Why Forbes' Column Crossed the Line
Middle-class white guy writes about what he would do if he were a poor black kid. Craziness ensues.
OK, folks. How come no one told me that it's Slander Poor Black Kids Month? Was there a memo that went out? No one could send me a Facebook message about this?
If you're not aware of what I'm talking about, let me enlighten you. First Newt Gingrich explained recently that poor black children don't know how to work. Donald Trump co-signed him. In the midst of this, a Forbes (!!!) writer, Gene Marks, steps in to help the troubled youths by explaining what he would do if he were a poor black child.
Seriously. Where was the flonkin' memo?
Now, admittedly Gingrich didn't say poor black children at first, and I surely didn't frame my argument around that when I responded. I tried to keep this fight color-neutral. Of course, when I read a follow-up from him after I wrote my article, I was enlightened. Gingrich said:
Look, at a time when you have up to 43 percent black teenage unemployment, you have entire communities that are devastated, you have neighborhoods where nobody has worked and nobody has any habit of work.

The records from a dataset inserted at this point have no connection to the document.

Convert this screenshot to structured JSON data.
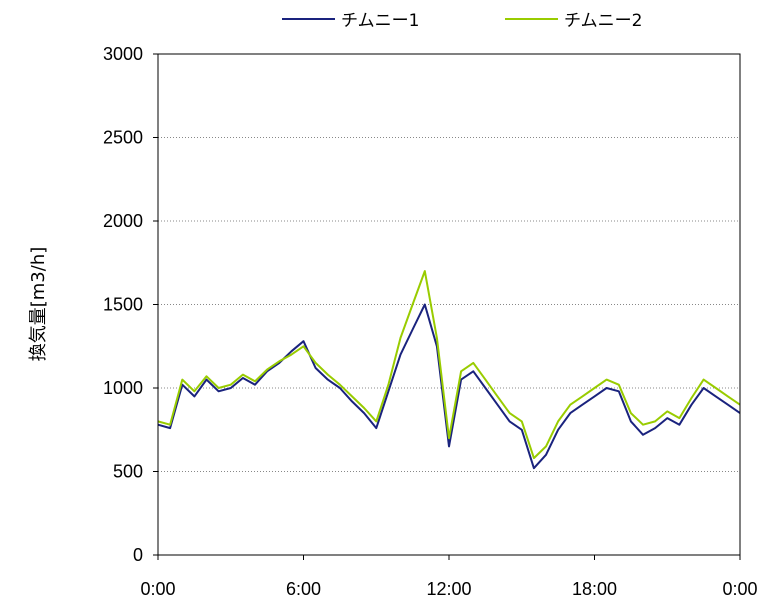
{
  "chart_data": {
    "type": "line",
    "title": "",
    "xlabel": "",
    "ylabel": "換気量[m3/h]",
    "ylim": [
      0,
      3000
    ],
    "yticks": [
      0,
      500,
      1000,
      1500,
      2000,
      2500,
      3000
    ],
    "xlim_hours": [
      0,
      24
    ],
    "xtick_labels": [
      "0:00",
      "6:00",
      "12:00",
      "18:00",
      "0:00"
    ],
    "x_unit": "hours",
    "grid": "horizontal dotted",
    "legend_position": "top",
    "series": [
      {
        "name": "チムニー1",
        "color": "#1a237e",
        "x": [
          0,
          0.5,
          1,
          1.5,
          2,
          2.5,
          3,
          3.5,
          4,
          4.5,
          5,
          5.5,
          6,
          6.5,
          7,
          7.5,
          8,
          8.5,
          9,
          9.5,
          10,
          10.5,
          11,
          11.5,
          12,
          12.5,
          13,
          13.5,
          14,
          14.5,
          15,
          15.5,
          16,
          16.5,
          17,
          17.5,
          18,
          18.5,
          19,
          19.5,
          20,
          20.5,
          21,
          21.5,
          22,
          22.5,
          23,
          23.5,
          24
        ],
        "values": [
          780,
          760,
          1020,
          950,
          1050,
          980,
          1000,
          1060,
          1020,
          1100,
          1150,
          1220,
          1280,
          1120,
          1050,
          1000,
          920,
          850,
          760,
          980,
          1200,
          1350,
          1500,
          1250,
          650,
          1050,
          1100,
          1000,
          900,
          800,
          750,
          520,
          600,
          750,
          850,
          900,
          950,
          1000,
          980,
          800,
          720,
          760,
          820,
          780,
          900,
          1000,
          950,
          900,
          850
        ]
      },
      {
        "name": "チムニー2",
        "color": "#99cc00",
        "x": [
          0,
          0.5,
          1,
          1.5,
          2,
          2.5,
          3,
          3.5,
          4,
          4.5,
          5,
          5.5,
          6,
          6.5,
          7,
          7.5,
          8,
          8.5,
          9,
          9.5,
          10,
          10.5,
          11,
          11.5,
          12,
          12.5,
          13,
          13.5,
          14,
          14.5,
          15,
          15.5,
          16,
          16.5,
          17,
          17.5,
          18,
          18.5,
          19,
          19.5,
          20,
          20.5,
          21,
          21.5,
          22,
          22.5,
          23,
          23.5,
          24
        ],
        "values": [
          800,
          780,
          1050,
          980,
          1070,
          1000,
          1020,
          1080,
          1040,
          1110,
          1160,
          1200,
          1250,
          1150,
          1080,
          1020,
          950,
          880,
          800,
          1020,
          1300,
          1500,
          1700,
          1300,
          700,
          1100,
          1150,
          1050,
          950,
          850,
          800,
          580,
          650,
          800,
          900,
          950,
          1000,
          1050,
          1020,
          850,
          780,
          800,
          860,
          820,
          940,
          1050,
          1000,
          950,
          900
        ]
      }
    ]
  }
}
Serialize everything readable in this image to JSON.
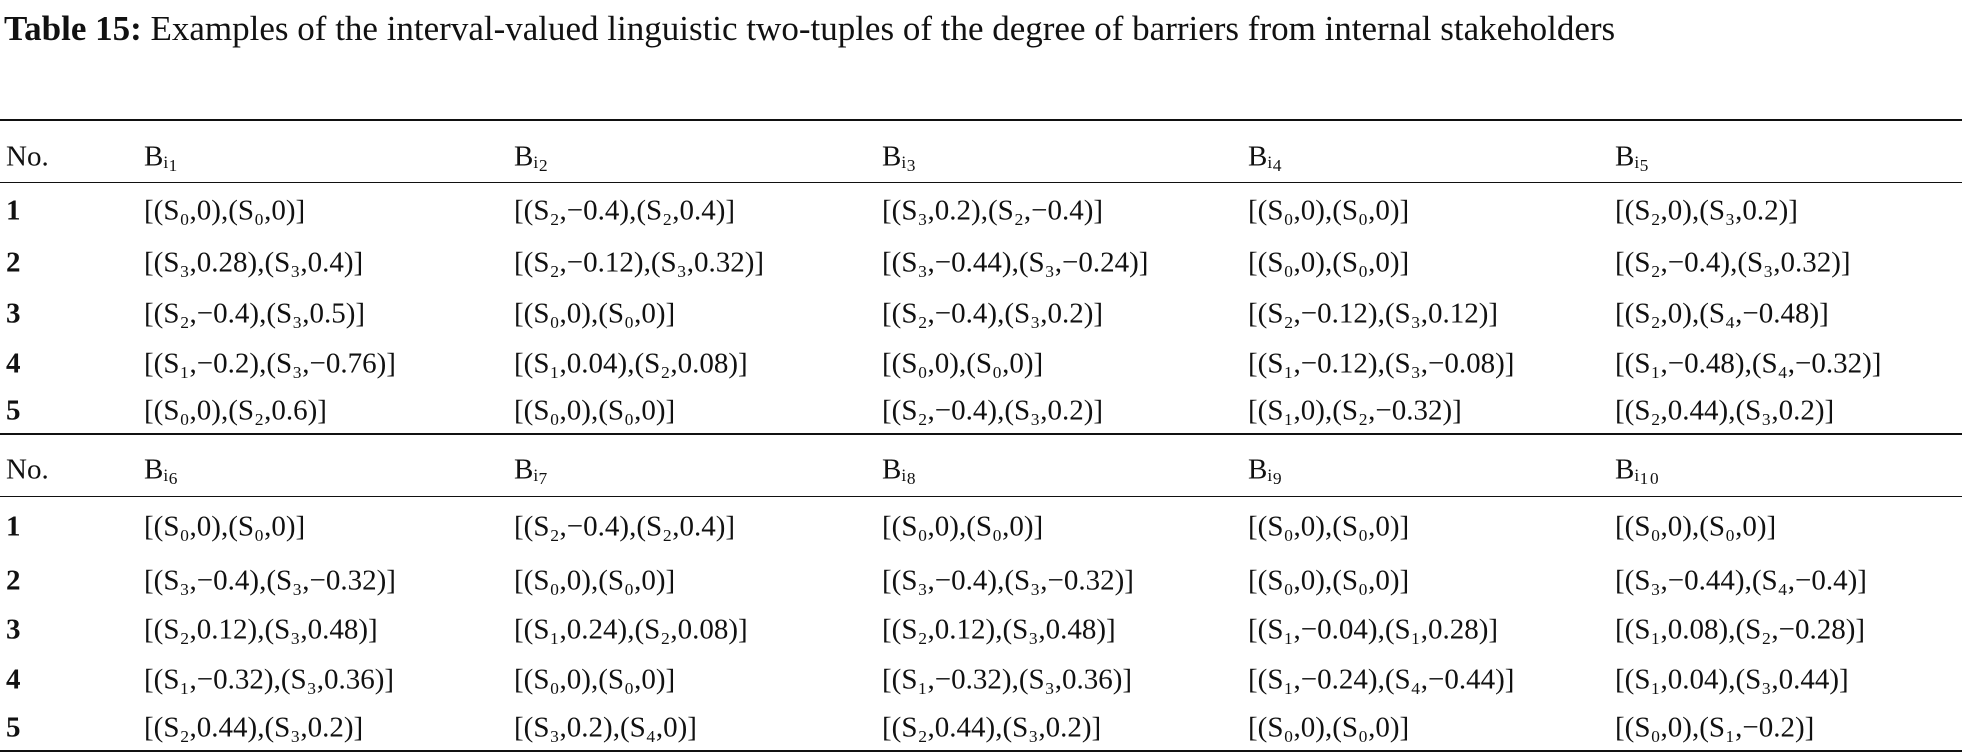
{
  "caption": {
    "label": "Table 15:",
    "text": "Examples of the interval-valued linguistic two-tuples of the degree of barriers from internal stakeholders"
  },
  "tables": [
    {
      "header": [
        "No.",
        "Bᵢ₁",
        "Bᵢ₂",
        "Bᵢ₃",
        "Bᵢ₄",
        "Bᵢ₅"
      ],
      "rows": [
        [
          "1",
          "[(S₀,0),(S₀,0)]",
          "[(S₂,−0.4),(S₂,0.4)]",
          "[(S₃,0.2),(S₂,−0.4)]",
          "[(S₀,0),(S₀,0)]",
          "[(S₂,0),(S₃,0.2)]"
        ],
        [
          "2",
          "[(S₃,0.28),(S₃,0.4)]",
          "[(S₂,−0.12),(S₃,0.32)]",
          "[(S₃,−0.44),(S₃,−0.24)]",
          "[(S₀,0),(S₀,0)]",
          "[(S₂,−0.4),(S₃,0.32)]"
        ],
        [
          "3",
          "[(S₂,−0.4),(S₃,0.5)]",
          "[(S₀,0),(S₀,0)]",
          "[(S₂,−0.4),(S₃,0.2)]",
          "[(S₂,−0.12),(S₃,0.12)]",
          "[(S₂,0),(S₄,−0.48)]"
        ],
        [
          "4",
          "[(S₁,−0.2),(S₃,−0.76)]",
          "[(S₁,0.04),(S₂,0.08)]",
          "[(S₀,0),(S₀,0)]",
          "[(S₁,−0.12),(S₃,−0.08)]",
          "[(S₁,−0.48),(S₄,−0.32)]"
        ],
        [
          "5",
          "[(S₀,0),(S₂,0.6)]",
          "[(S₀,0),(S₀,0)]",
          "[(S₂,−0.4),(S₃,0.2)]",
          "[(S₁,0),(S₂,−0.32)]",
          "[(S₂,0.44),(S₃,0.2)]"
        ]
      ]
    },
    {
      "header": [
        "No.",
        "Bᵢ₆",
        "Bᵢ₇",
        "Bᵢ₈",
        "Bᵢ₉",
        "Bᵢ₁₀"
      ],
      "rows": [
        [
          "1",
          "[(S₀,0),(S₀,0)]",
          "[(S₂,−0.4),(S₂,0.4)]",
          "[(S₀,0),(S₀,0)]",
          "[(S₀,0),(S₀,0)]",
          "[(S₀,0),(S₀,0)]"
        ],
        [
          "2",
          "[(S₃,−0.4),(S₃,−0.32)]",
          "[(S₀,0),(S₀,0)]",
          "[(S₃,−0.4),(S₃,−0.32)]",
          "[(S₀,0),(S₀,0)]",
          "[(S₃,−0.44),(S₄,−0.4)]"
        ],
        [
          "3",
          "[(S₂,0.12),(S₃,0.48)]",
          "[(S₁,0.24),(S₂,0.08)]",
          "[(S₂,0.12),(S₃,0.48)]",
          "[(S₁,−0.04),(S₁,0.28)]",
          "[(S₁,0.08),(S₂,−0.28)]"
        ],
        [
          "4",
          "[(S₁,−0.32),(S₃,0.36)]",
          "[(S₀,0),(S₀,0)]",
          "[(S₁,−0.32),(S₃,0.36)]",
          "[(S₁,−0.24),(S₄,−0.44)]",
          "[(S₁,0.04),(S₃,0.44)]"
        ],
        [
          "5",
          "[(S₂,0.44),(S₃,0.2)]",
          "[(S₃,0.2),(S₄,0)]",
          "[(S₂,0.44),(S₃,0.2)]",
          "[(S₀,0),(S₀,0)]",
          "[(S₀,0),(S₁,−0.2)]"
        ]
      ]
    }
  ]
}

Now, in the midst of this overall attack on poor black children, Mr. Gene Marks comes along as an ignorant wolf wearing "I just want to help those poor Negroes!" clothing. Mr. Gene isn't trying to be condescending or anything. He just wants to postulate the best way to fix poor Negro children, is all.
This isn't him being an ass -- this is simply what he might do as a middle-class, middle-aged white dude if all of a sudden he were attacked by Voldemort, a spell was cast and he was turned into a poor black child.
He just wants to give some advice to the poor black children ... in Forbes magazine.
That's reasonable, right?
We Negroes are familiar with this particular brand of help. The #WhiteLove™ style of caring. Movies love to show how, when a white person with an open mind shows up and deals with poor blacks, their lives are magically changed. As I read this piece, I sighed to myself and mumbled, "White liberals."
Please stop your furious typing. I'm not claiming that all white liberals are as completely clueless as Mr. Marks. I'm not even sure that Mr. Marks is, in fact, liberal -- but this brand of "help" normally comes wrapped in an "I'm here with you, man! I understand your pain" bow that is purchased at your nearest "Awesome Liberals Totally Get It" gift shop. It's the "Let me help you help you" brand of awesome.